For NUMA systems, it is recommended to test a few thread settings to explore for best performance, in that threads allocated among NUMA nodes might has higher cache-miss overhead when cooperating with each other. For example, when number of intra-op threads has to be 8, there are different ways to set affinity:
sess_opt = SessionOptions()
sess_opt.intra_op_num_threads = 8
sess_opt.add_session_config_entry('session.intra_op_thread_affinities', '3,4;5,6;7,8;9,10;11,12;13,14;15,16') # set affinities of all 7 threads to cores in the first NUMA node
# sess_opt.add_session_config_entry('session.intra_op_thread_affinities', '3,4;5,6;7,8;9,10;49,50;51,52;53,54') # set affinities for first 4 threads to the first NUMA node, and others to the second
sess = ort.InferenceSession('resnet50.onnx', sess_opt, ...)
Test showed that setting affinities to a single NUMA node has nearly 20 percent performance improvement aginst the other case.

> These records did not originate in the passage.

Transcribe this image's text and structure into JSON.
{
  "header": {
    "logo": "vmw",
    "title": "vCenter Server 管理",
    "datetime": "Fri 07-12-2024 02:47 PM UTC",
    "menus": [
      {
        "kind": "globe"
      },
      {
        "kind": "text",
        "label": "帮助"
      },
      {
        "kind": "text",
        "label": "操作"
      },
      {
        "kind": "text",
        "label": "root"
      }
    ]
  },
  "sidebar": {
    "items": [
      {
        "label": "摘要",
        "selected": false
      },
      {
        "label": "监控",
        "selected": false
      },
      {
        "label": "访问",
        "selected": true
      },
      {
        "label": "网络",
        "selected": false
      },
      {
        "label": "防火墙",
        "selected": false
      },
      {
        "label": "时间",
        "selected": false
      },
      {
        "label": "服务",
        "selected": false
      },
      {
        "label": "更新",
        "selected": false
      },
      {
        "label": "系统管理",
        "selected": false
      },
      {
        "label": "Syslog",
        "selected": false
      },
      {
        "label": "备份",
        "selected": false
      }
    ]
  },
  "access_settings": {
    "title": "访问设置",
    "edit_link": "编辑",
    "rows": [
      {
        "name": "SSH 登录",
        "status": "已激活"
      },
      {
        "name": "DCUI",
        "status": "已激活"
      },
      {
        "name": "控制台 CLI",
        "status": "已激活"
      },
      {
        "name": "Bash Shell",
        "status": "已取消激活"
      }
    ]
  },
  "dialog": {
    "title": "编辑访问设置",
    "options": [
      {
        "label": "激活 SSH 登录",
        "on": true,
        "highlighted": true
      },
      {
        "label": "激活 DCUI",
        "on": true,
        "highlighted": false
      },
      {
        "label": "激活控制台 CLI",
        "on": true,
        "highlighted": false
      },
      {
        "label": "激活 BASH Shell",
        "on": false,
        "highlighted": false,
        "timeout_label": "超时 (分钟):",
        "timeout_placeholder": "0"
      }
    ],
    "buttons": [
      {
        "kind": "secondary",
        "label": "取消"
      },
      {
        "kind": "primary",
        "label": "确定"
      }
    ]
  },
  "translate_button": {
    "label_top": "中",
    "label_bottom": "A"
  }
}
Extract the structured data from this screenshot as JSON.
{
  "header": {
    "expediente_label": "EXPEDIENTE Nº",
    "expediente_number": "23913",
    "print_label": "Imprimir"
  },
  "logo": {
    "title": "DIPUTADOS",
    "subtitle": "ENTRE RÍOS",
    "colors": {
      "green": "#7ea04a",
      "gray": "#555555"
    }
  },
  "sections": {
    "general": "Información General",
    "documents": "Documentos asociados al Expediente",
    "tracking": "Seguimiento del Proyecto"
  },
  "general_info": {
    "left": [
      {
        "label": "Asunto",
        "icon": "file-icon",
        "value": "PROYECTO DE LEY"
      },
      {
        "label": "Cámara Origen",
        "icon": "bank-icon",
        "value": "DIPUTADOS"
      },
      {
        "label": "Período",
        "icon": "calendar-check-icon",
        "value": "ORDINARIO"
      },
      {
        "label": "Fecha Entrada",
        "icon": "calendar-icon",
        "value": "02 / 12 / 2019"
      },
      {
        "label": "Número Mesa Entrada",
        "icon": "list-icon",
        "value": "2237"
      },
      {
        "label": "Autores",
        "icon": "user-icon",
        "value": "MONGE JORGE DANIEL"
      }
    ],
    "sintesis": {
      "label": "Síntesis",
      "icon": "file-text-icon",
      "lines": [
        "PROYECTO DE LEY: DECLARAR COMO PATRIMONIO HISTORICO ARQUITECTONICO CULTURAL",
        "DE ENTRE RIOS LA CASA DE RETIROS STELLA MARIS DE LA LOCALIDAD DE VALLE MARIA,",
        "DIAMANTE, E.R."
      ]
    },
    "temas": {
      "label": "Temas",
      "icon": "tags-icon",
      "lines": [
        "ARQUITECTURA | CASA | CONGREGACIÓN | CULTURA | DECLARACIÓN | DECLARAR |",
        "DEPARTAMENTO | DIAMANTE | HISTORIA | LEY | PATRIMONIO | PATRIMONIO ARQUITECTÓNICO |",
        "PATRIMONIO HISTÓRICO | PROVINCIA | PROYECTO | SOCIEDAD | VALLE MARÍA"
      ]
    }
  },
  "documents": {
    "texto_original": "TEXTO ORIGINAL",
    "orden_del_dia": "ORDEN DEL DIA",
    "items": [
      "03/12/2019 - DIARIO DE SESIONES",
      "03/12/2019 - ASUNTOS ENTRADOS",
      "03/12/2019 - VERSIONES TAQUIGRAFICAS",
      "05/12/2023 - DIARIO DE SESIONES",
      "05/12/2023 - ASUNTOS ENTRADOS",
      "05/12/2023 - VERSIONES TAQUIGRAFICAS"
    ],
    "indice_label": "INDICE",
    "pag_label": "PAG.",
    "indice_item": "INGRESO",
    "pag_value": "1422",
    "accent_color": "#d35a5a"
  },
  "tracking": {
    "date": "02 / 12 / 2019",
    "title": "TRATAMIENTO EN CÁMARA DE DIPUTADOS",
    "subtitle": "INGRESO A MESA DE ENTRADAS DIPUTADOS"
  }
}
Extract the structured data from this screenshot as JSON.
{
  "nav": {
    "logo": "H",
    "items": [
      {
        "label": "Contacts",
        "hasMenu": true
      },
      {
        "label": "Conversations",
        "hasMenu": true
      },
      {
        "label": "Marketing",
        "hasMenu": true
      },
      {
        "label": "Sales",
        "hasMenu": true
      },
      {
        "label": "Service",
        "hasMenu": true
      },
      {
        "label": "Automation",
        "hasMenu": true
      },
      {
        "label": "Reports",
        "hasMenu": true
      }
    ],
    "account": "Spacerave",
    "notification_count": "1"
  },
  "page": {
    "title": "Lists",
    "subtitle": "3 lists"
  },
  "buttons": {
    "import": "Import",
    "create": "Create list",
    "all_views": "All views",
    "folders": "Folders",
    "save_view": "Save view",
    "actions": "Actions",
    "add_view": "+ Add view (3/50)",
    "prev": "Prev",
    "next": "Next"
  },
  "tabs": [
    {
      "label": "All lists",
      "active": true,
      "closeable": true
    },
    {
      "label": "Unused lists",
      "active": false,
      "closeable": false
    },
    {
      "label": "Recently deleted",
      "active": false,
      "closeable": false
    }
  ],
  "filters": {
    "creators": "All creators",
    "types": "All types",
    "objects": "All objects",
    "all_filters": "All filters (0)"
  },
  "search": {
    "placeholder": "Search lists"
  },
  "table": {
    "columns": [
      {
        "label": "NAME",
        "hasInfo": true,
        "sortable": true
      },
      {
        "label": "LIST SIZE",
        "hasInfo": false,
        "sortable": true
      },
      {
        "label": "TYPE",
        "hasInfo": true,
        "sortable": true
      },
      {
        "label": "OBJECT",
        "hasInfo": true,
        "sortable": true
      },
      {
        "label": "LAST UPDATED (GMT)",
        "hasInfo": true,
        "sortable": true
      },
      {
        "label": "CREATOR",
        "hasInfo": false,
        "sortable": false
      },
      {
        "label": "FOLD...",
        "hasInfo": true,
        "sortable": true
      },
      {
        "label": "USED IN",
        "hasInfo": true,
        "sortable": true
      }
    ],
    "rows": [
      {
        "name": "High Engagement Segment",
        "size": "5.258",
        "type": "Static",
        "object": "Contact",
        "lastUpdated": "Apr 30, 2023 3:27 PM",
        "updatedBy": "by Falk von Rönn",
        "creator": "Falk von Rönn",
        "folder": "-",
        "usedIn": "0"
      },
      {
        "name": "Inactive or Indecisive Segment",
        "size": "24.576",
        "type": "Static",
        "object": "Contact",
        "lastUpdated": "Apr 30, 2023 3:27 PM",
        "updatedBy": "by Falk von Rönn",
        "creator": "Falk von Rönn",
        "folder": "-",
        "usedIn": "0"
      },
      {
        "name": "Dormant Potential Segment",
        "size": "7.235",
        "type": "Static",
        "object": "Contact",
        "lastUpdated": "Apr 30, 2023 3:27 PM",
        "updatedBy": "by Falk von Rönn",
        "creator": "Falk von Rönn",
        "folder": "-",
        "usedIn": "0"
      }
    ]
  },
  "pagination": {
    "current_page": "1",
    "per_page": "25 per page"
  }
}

Custom threading callbacks
Occasionally, users may prefer to use their own fine-tuned threads for multithreading. ORT offers thread creation and joining callbacks in the C++ API:
std::vector<std::thread> threads;
void* custom_thread_creation_options = nullptr;
// initialize custom_thread_creation_options
// On thread pool creation, ORT calls CreateThreadCustomized to create a thread
OrtCustomThreadHandle CreateThreadCustomized(void* custom_thread_creation_options, OrtThreadWorkerFn work_loop, void* param) {
threads.push_back(std::thread(work_loop, param));
// configure the thread by custom_thread_creation_options
return reinterpret_cast<OrtCustomThreadHandle>(threads.back().native_handle());
}
// On thread pool destruction, ORT calls JoinThreadCustomized for each created thread
void JoinThreadCustomized(OrtCustomThreadHandle handle) {
for (auto& t : threads) {
if (reinterpret_cast<OrtCustomThreadHandle>(t.native_handle()) == handle) {
// recycling resources ...
t.join();
}
}
}
int main(...) {
...
Ort::Env ort_env;
Ort::SessionOptions session_options;
session_options.SetCustomCreateThreadFn(CreateThreadCustomized);
session_options.SetCustomThreadCreationOptions(&custom_thread_creation_options);
session_options.SetCustomJoinThreadFn(JoinThreadCustomized);
Ort::Session session(*ort_env, MODEL_URI, session_options);
...
}
For global thread pool:
int main() {
const OrtApi* g_ort = OrtGetApiBase()->GetApi(ORT_API_VERSION);
OrtThreadingOptions* tp_options = nullptr;
g_ort->CreateThreadingOptions(&tp_options);
g_ort->SetGlobalCustomCreateThreadFn(tp_options, CreateThreadCustomized);
g_ort->SetGlobalCustomThreadCreationOptions(tp_options, &custom_thread_creation_options);
g_ort->SetGlobalCustomJoinThreadFn(tp_options, JoinThreadCustomized);
// disable per-session thread pool, create a session for inferencing
g_ort->ReleaseThreadingOptions(tp_options);
}
Note that CreateThreadCustomized
and JoinThreadCustomized
, once set, will be applied to both ORT intra op and inter op thread pools uniformly.